Abrió la puerta, pero no llegó a entrar: se paró en seco en el umbral y miró alrededor intrigada. Todos los muebles habían desaparecido, así como los cuadros de las paredes, las alfombras, las lámparas y hasta el fogón.

Abrió la boca para llamar a su padre, pero justo entonces alguien la cubrió entera con un gran saco y le tapó fuertemente la boca con la mano. Los libros de texto y el vieneivá fueron a dar al suelo con ruidos sordos. Sintió que la levantaban y se retorció como una lagartija, pero la sacaron de la casa y la metieron en la trasera de un carromato.

—Si haces bulla —le dijo una áspera voz al oído—, mataremos a tu padre.

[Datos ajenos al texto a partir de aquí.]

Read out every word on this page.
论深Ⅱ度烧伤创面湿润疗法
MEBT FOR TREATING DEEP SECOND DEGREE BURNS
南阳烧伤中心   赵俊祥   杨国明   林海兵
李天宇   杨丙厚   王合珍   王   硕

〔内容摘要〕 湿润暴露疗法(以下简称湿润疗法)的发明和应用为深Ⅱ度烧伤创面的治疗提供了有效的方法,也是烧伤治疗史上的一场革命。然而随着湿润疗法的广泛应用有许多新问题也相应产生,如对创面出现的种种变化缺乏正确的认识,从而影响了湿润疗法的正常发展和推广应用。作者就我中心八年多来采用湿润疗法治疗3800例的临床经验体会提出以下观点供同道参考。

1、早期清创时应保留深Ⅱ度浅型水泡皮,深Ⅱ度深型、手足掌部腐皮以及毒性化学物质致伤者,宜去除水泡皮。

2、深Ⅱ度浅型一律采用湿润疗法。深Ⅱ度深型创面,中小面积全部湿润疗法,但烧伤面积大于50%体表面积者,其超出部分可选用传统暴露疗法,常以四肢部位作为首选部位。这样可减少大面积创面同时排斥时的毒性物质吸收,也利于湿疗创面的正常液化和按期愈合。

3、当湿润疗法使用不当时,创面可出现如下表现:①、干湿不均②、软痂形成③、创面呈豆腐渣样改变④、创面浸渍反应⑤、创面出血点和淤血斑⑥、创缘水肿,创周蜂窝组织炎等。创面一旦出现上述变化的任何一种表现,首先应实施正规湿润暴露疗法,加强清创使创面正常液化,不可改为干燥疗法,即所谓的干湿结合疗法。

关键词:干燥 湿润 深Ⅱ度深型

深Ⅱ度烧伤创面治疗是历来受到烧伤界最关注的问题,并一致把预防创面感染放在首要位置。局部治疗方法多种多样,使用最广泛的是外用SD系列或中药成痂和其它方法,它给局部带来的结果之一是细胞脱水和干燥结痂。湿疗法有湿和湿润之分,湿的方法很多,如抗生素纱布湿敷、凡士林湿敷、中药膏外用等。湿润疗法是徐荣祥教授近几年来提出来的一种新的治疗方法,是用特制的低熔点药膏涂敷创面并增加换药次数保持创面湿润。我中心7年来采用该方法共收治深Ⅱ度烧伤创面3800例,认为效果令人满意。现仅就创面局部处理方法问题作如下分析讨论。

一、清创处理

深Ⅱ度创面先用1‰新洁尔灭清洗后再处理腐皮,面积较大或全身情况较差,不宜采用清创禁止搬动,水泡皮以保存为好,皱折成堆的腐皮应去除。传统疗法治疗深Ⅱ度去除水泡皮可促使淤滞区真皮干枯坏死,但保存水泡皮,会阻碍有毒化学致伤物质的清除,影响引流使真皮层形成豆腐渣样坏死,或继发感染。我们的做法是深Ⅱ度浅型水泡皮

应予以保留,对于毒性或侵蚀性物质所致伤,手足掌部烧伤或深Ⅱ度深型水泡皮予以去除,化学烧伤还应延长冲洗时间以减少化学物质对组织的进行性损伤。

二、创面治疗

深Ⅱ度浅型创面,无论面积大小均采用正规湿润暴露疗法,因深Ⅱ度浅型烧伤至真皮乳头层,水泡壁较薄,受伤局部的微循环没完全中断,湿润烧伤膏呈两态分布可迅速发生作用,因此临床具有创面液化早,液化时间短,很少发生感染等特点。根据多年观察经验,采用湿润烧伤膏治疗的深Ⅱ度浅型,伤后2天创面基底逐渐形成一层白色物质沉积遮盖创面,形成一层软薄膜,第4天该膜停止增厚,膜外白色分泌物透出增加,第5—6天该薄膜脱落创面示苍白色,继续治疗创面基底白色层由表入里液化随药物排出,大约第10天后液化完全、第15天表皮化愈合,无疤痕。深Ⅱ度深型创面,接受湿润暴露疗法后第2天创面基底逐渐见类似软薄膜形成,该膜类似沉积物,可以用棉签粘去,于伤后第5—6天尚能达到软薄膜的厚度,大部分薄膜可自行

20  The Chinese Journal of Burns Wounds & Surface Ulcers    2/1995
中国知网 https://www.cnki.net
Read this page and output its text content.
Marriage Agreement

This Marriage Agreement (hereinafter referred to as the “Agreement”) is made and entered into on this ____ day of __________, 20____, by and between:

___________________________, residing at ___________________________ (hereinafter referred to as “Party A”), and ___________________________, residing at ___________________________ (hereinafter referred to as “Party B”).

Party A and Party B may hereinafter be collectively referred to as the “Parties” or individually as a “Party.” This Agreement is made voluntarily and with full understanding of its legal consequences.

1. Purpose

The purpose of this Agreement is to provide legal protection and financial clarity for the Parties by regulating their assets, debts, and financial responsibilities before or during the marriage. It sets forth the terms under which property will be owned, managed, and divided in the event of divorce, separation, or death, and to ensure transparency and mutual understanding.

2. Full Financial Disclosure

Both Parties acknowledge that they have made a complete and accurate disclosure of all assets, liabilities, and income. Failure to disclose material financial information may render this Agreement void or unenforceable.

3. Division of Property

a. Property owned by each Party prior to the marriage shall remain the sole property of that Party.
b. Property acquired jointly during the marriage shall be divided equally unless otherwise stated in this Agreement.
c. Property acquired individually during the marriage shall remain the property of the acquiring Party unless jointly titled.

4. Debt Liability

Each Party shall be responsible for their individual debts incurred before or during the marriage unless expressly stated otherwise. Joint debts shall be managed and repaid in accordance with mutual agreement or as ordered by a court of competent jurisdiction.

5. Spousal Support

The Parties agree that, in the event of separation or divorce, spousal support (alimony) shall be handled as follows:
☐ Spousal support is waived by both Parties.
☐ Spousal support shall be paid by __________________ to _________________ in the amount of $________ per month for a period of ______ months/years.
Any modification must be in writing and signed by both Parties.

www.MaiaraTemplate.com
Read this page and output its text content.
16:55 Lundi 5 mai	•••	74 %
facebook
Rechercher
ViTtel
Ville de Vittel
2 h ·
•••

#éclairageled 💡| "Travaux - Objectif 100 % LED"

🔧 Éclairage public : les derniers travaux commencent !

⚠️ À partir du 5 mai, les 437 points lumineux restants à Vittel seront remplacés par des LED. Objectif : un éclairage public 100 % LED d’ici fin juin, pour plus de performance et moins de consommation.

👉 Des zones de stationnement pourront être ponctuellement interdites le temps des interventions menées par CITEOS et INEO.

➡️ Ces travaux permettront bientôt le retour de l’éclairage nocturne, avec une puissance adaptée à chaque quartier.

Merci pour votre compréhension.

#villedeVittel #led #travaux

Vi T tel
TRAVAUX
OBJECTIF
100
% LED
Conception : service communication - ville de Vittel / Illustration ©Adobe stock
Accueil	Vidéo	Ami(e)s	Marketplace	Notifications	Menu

Daisy, que se había llenado los pulmones al máximo para gritar con todas sus fuerzas, cambió de parecer y decidió soltar el aire muy despacio. Notó que el carromato daba una sacudida y, cuando empezaron a moverse, oyó el tintineo de un arnés y un sonido de cascos. Giraron y enseguida supo que estaban saliendo de la Ciudad-dentro-de-la-ciudad; oyó a los vendedores del mercado y el ruido de otros caballos y dedujo que estaban atravesando Chouxville. Jamás había tenido tanto miedo, pero aun así se esforzó en concentrarse en cada vuelta, cada sonido y cada olor que percibía para poder hacerse una idea de adónde la llevaban.

Al cabo de un rato, se fijó en que los caballos ya no iban por una calzada adoquinada, sino por un camino de tierra; el aroma a pasteles que impregnaba la atmósfera de Chouxville desapareció y lo sustituyeron los olores a tierra y vegetación de la campiña.

El hombre que había secuestrado a Daisy era el soldado Prodd: un tipo bruto y corpulento que formaba parte de la Brigada de Defensa contra el Ickabog. Spittleworth le había ordenado «deshacerse de la hija de Dovetail» y Prodd había entendido que quería que la matara. No iba mal encaminado: si Spittleworth lo había escogido era porque le gustaba emplear los puños y le tenía sin cuidado quién recibiera los golpes.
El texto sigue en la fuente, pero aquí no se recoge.